Now in another terminal run the consumer script

./consumer.py 
[*] Waiting for messages. To exit press CTRL+C 
[x] Received b'Hello World!' 
[x] Received b'Hello World!' 
[x] Received b'Hello World!' 
[x] Received b'Hello World!' 
[x] Received b'Hello World!' 
[x] Received b'Hello World!' 
[x] Received b'Hello World!' 
[x] Received b'Hello World!'

We can see that as soon as we run he producer script the consumer processes the queue (prints the message), this is a quite basic example… in real world scenarios probably you would do something more complex with those messages like processing them storing them or sending them to another service for further processing

Some useful notes for RabbitMQ

Good for:

  • Reliable message delivery between microservices.
  • Work queues (distributing heavy tasks across workers).
  • Pub/Sub event distribution.
  • RPC-style request/reply when latency is acceptable.
  • Handling thousands of short messages per second.

Not ideal for:

  • Streaming large files or continuous data feeds (use Kafka or Redis Streams instead).
  • Real-time analytics requiring ordering and partitioning.
  • Very large message payloads or high fan-out to hundreds of consumers.

Conclusion

RabbitMQ remains one of the most battle-tested and versatile message brokers available.
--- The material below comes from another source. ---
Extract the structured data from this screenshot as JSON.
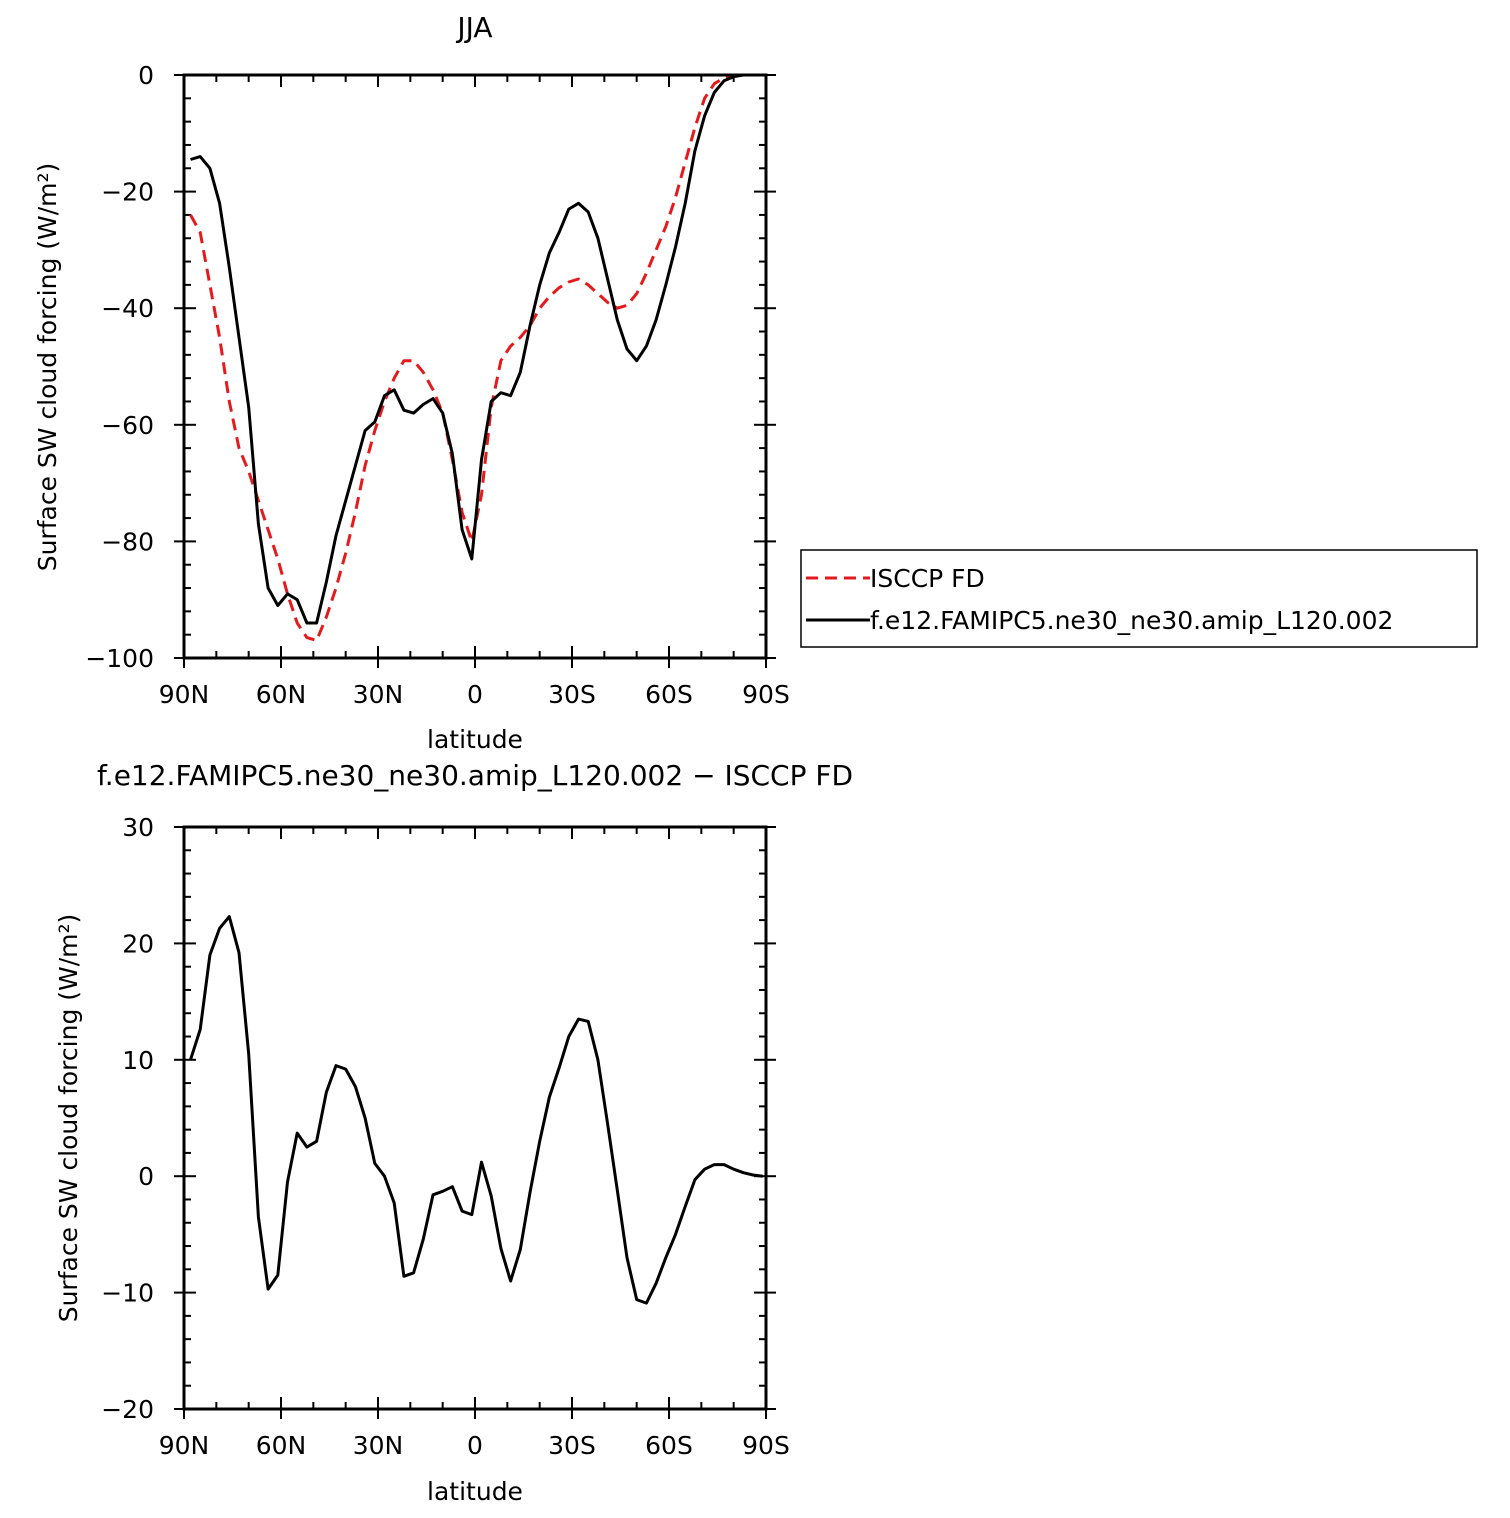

It excels when systems need reliable communication, task distribution, or decoupled event flow. Its simplicity, combined with strong delivery guarantees and broad client support, make it ideal for most service-to-service messaging needs.

Still, efficiency comes from using it within its design limits: small messages, well-tuned acknowledgments, and careful queue management. Treat RabbitMQ as a transport layer, not as a database or stream processor, and it will serve as a stable backbone for distributed systems of any size.